En leur temps, Philippe Séguin, Alain Juppé, Philippe Douste-Blazy, Michel Barnier, Gilles de Robien, René Monory ont tous défendu une réduction massive du temps de travail

« La proposition de passer d’une semaine de cinq à quatre jours me semble pouvoir être un objectif mobilisateur pour le pays et ses entreprises. Il ne s’agit pas, contrairement à la caricature que certains ont voulu dresser de cette proposition, d’une réflexion malthusienne, mais d’une avancée possible pour permettre à chacun l’emploi et l’activité… Au total, j’y suis favorable pour deux raisons. La première, parce que s’engager dans cette voie constituerait un choc bien supérieur aux mesures – techniques et utiles – que nous prenons en ce moment, de nature à bouleverser les comportements. La mobilisation de toutes la société contre l’exclusion des « sans-travail » prendrait un éclat manifeste à la hauteur de l’enjeu. Deuxièmement, parce que, au-delà du chômage, la semaine de quatre jours serait un premier acte décisif vers la société post-productiviste, objet de glose plus que de progrès réels. Cet acte frapperait les imaginations et encouragerait les consciences individuelles à se détacher de la morale du travail pour le travail et à évoluer vers un meilleur équilibre. » Michel Barnier, Vers une mer inconnue, Hachette, Paris, 1994

« Ne l’écrivez pas dans vos journaux mais ce n’est qu’un premier pas (à propos de la loi de Robien). Un jour, il faudra baisser la durée légal du travail. » Gilles de Robien, vice-président UDF de l’assemblée, dans une interview au Parisien

« La culture, c’est très important car dans quelques années nous travaillerons tous 32 heures par semaine. Nous aurons du temps pour la culture. Il nous faut préparer cette évolution ». Philippe Douste-Blazy 1993

« Pour l’emploi, la première réforme nécessaire serait la baisse du temps de travail. Elle devra s’accompagner de la baisse des revenus individuels, même si celle-ci n’est pas proportionnelle à celle-là. » René Monory, Président du Sénat (Paris Match, 15/02/1994)

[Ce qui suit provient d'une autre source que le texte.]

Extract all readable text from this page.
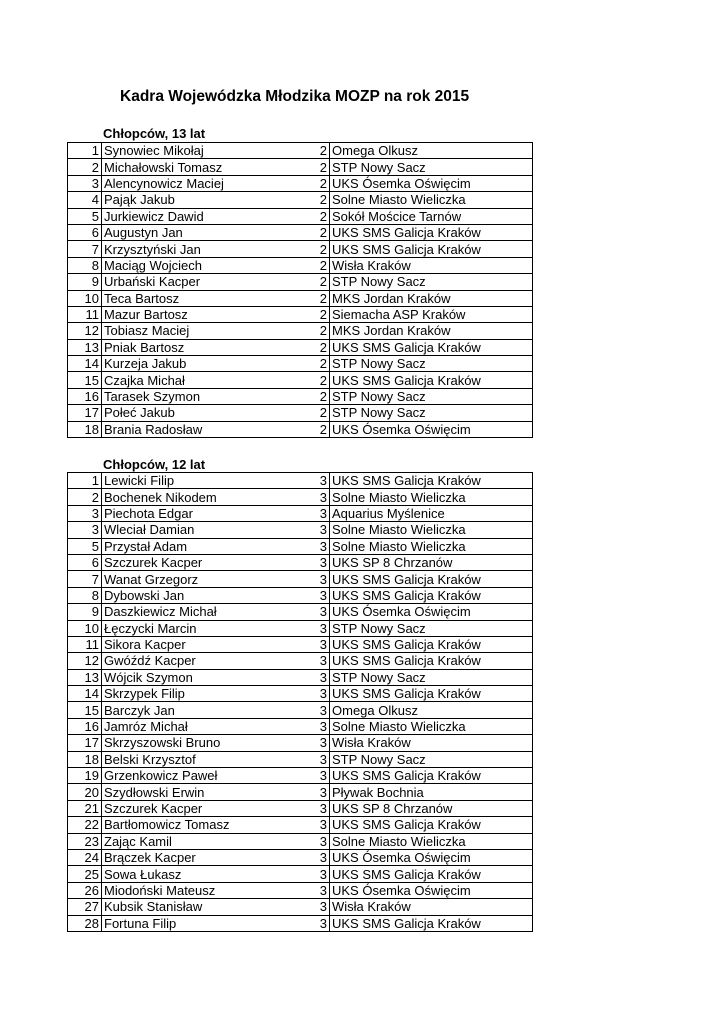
Kadra Wojewódzka Młodzika MOZP na rok 2015
Chłopców, 13 lat
1	Synowiec Mikołaj	2	Omega Olkusz
2	Michałowski Tomasz	2	STP Nowy Sacz
3	Alencynowicz Maciej	2	UKS Ósemka Oświęcim
4	Pająk Jakub	2	Solne Miasto Wieliczka
5	Jurkiewicz Dawid	2	Sokół Mościce Tarnów
6	Augustyn Jan	2	UKS SMS Galicja Kraków
7	Krzysztyński Jan	2	UKS SMS Galicja Kraków
8	Maciąg Wojciech	2	Wisła Kraków
9	Urbański Kacper	2	STP Nowy Sacz
10	Teca Bartosz	2	MKS Jordan Kraków
11	Mazur Bartosz	2	Siemacha ASP Kraków
12	Tobiasz Maciej	2	MKS Jordan Kraków
13	Pniak Bartosz	2	UKS SMS Galicja Kraków
14	Kurzeja Jakub	2	STP Nowy Sacz
15	Czajka Michał	2	UKS SMS Galicja Kraków
16	Tarasek Szymon	2	STP Nowy Sacz
17	Połeć Jakub	2	STP Nowy Sacz
18	Brania Radosław	2	UKS Ósemka Oświęcim
Chłopców, 12 lat
1	Lewicki Filip	3	UKS SMS Galicja Kraków
2	Bochenek Nikodem	3	Solne Miasto Wieliczka
3	Piechota Edgar	3	Aquarius Myślenice
3	Wleciał Damian	3	Solne Miasto Wieliczka
5	Przystał Adam	3	Solne Miasto Wieliczka
6	Szczurek Kacper	3	UKS SP 8 Chrzanów
7	Wanat Grzegorz	3	UKS SMS Galicja Kraków
8	Dybowski Jan	3	UKS SMS Galicja Kraków
9	Daszkiewicz Michał	3	UKS Ósemka Oświęcim
10	Łęczycki Marcin	3	STP Nowy Sacz
11	Sikora Kacper	3	UKS SMS Galicja Kraków
12	Gwóźdź Kacper	3	UKS SMS Galicja Kraków
13	Wójcik Szymon	3	STP Nowy Sacz
14	Skrzypek Filip	3	UKS SMS Galicja Kraków
15	Barczyk Jan	3	Omega Olkusz
16	Jamróz Michał	3	Solne Miasto Wieliczka
17	Skrzyszowski Bruno	3	Wisła Kraków
18	Belski Krzysztof	3	STP Nowy Sacz
19	Grzenkowicz Paweł	3	UKS SMS Galicja Kraków
20	Szydłowski Erwin	3	Pływak Bochnia
21	Szczurek Kacper	3	UKS SP 8 Chrzanów
22	Bartłomowicz Tomasz	3	UKS SMS Galicja Kraków
23	Zając Kamil	3	Solne Miasto Wieliczka
24	Brączek Kacper	3	UKS Ósemka Oświęcim
25	Sowa Łukasz	3	UKS SMS Galicja Kraków
26	Miodoński Mateusz	3	UKS Ósemka Oświęcim
27	Kubsik Stanisław	3	Wisła Kraków
28	Fortuna Filip	3	UKS SMS Galicja Kraków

« L’organisation actuelle du travail ne répond plus, dans nombre de cas, aux attente des salariés qui aspirent à un temps mieux choisi, pour mieux concilier leur vie professionnelle et leur vie familiale. C’est un constat de société, mais c’est aussi un constat économique. Diminuer et mieux organiser le temps de travail, c’est donner aussi un souffle nouveau et durable à la consommation. J’ajoute que la nécessité d’aller de l’avant en matière d’aménagement et de réduction du temps de travail, vaut pour le secteur public qui doit donner l’exemple. » Alain Juppé, Premier Ministre (Allocution au Sommet du travail et de l’emploi, 21/12/95)

« La semaine de quatre jours n’est pas forcément une utopie pour certains secteurs de notre économie, notamment dans l’industrie, si elle est associée à une réorganisation du travail qui permette d’améliorer la rentabilité du capital et si elle est fiancée par une diminution des charges sociales et par des accords salariaux. » Philippe Seguin, Président de l’Assemblée Nationale (Discours devant le COORACE le 24/09/1993)

 

 

Du côté des employeurs, ce n’est pas non plus le tabou auquel on pourrait s’attendre, à condition que la réduction du temps de travail ne s’accompagne pas d’une augmentation de la masse salariale.

« Il faut passer à 4 jours, 32 heures, sans étape intermédiaire. C’est le seul moyen d’obliger les entreprises à créer des emplois » affirmait Antoine Riboud, le fondateur de Danone en septembre 1993.

De nombreux autres se sont exprimés dans le même sens

« Pour lutter contre le chômage, il faut réduire significativement la durée du travail. Car, si vous la réduisez de quelques heures, la productivité absorbera la diminution des horaires. Il faut avoir la volonté de descendre à 32 heures, soit quatre jours par semaines. Cela nécessitera toute une nouvelle organisation du travail, et obligera toutes les industries et services à embaucher fortement.» Antoine Riboud, PDG de Danone, septembre 1993

« La réduction du temps de travail est incontournable pour résorber le chômage. Il est indispensable d’adapter la durée du travail au niveau de l’activité des branches et de l’économie nationale et internationale. À l’État de compenser la perte de salaire correspondant afin de maintenir les rémunérations.» Christian Boiron PDG des laboratoires Boiron (Enjeux-Les Echos, Avril 1993)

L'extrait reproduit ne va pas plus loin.